Attabotics is an automation hardware and control software vendor, and the company recently joined up with the food business accelerato R Food-X to provide an end-to-end grocery fulfillment service. Food-X recently signed a deal with Carrefour in Belgium and it is possible that this deal will include the Attabotics storage system. The deal includes several centralized fulfillment centers along with Food-X’s Software as a Service options that include AI-based order planning and picking algorithms, and last mile routing optimization. It is likely that we will see a growing number of partnerships between automation vendors and fulfillment service providers in the near future.
Another example is Takeoff Technologies’ collaboration with Knapp. Knapp is a traditional automation vendor that sells automation equipment to customers on a CapEx basis. But in their collaboration arrangement, the two companies partner up. The customer buys automation kit in from Knapp and at the same time signs up to an ongoing FaaS contract with Takeoff to manage the system.
Fulfillment as a Service: The integrated package that eases the way
MFC vendor Fabric’s slogan – ‘Get closer to grow bigger’ – encapsulates the aims of fulfillment as a service. Online retail is booming. Customer expectations are high in terms of quality of product and speed of delivery. It is difficult for retailers to satisfy the demand if they do not have the premises or the equipment to ensure customer satisfaction. One answer is the solution that companies like Fabric are beginning to provide. They are starting to offer retailers the opportunity to get close to the customer by renting space in their inner-city automated micro-fulfillment centers.
Fabric’s FaaS model can potentially offer the full package to retailers – the end-to-end management of the fulfillment process, on an OpEx basis with no large upfront costs. Also available are retail space, often shared with a number of competing retailers, automated equipment, and management and execution software. General merchandise and apparel retailers are expected to be the main users of this ‘pure’ FaaS offering, as they typically have a smaller retail estate footprint to leverage for in-house MFCs.
Final thoughts
None of the FaaS models will win out. Different retailers will opt for different variants of FaaS depending on their needs. Smaller retailers with limited cash resources and limited experience at eCommerce may opt for a full FaaS model whereby the automation vendor owns the real estate asset. Conversely, cash–rich tech–savvy retailers will likely bring much of the fulfillment in-house to avoid unnecessary overheads. That said, even the largest and most advanced retailers will always likely benefit from outsourcing additional fulfillment capacity during peak-seasons.
In the long run, micro-FaaS may be a lifeline for many smaller retailers looking to rapidly make serious improvements to their eCommerce offerings without having to make massive upfront investments. The FaaS model can offer scalable access to highly advanced eCommerce micro-fulfillment capabilities overnight.

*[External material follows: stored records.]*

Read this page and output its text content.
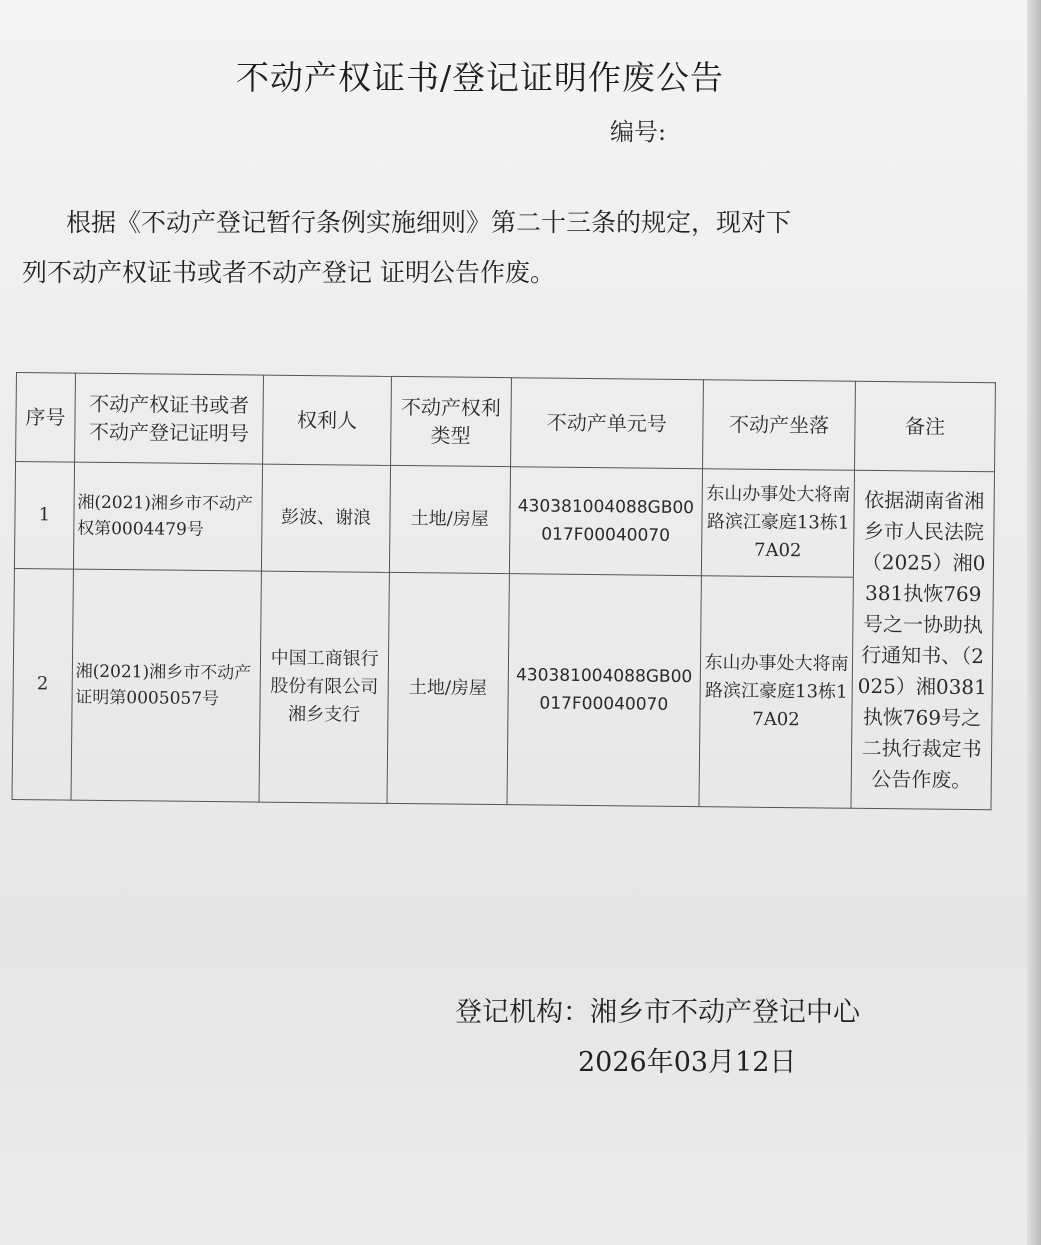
不动产权证书/登记证明作废公告
编号:
根据《不动产登记暂行条例实施细则》第二十三条的规定，现对下
列不动产权证书或者不动产登记 证明公告作废。
序号	不动产权证书或者 不动产登记证明号	权利人	不动产权利类型	不动产单元号	不动产坐落	备注
1	湘(2021)湘乡市不动产权第0004479号	彭波、谢浪	土地/房屋	430381004088GB00017F00040070	东山办事处大将南路滨江豪庭13栋17A02	依据湖南省湘乡市人民法院（2025）湘0381执恢769号之一协助执行通知书、（2025）湘0381执恢769号之二执行裁定书公告作废。
2	湘(2021)湘乡市不动产证明第0005057号	中国工商银行股份有限公司湘乡支行	土地/房屋	430381004088GB00017F00040070	东山办事处大将南路滨江豪庭13栋17A02	
登记机构：湘乡市不动产登记中心
2026年03月12日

Automation vendors were not originally built to offer FaaS, and it will be difficult for them to switch. One big downside will be an initial fall in revenues as they move from installing their kit on a CapEx basis to installing it on an OpEx basis. As the Fabric model demonstrates, many automation vendors may well still attempt to do so, and may find it a very attractive model for future revenue growth, in part simply because many 3PLs choose not to automate their own warehouses due to the insecurity of their customer contracts. For automation vendors entering the FaaS market, micro–fulfillment is an excellent test bed because it is an area that the main 3PLs are currently not really involved in at all.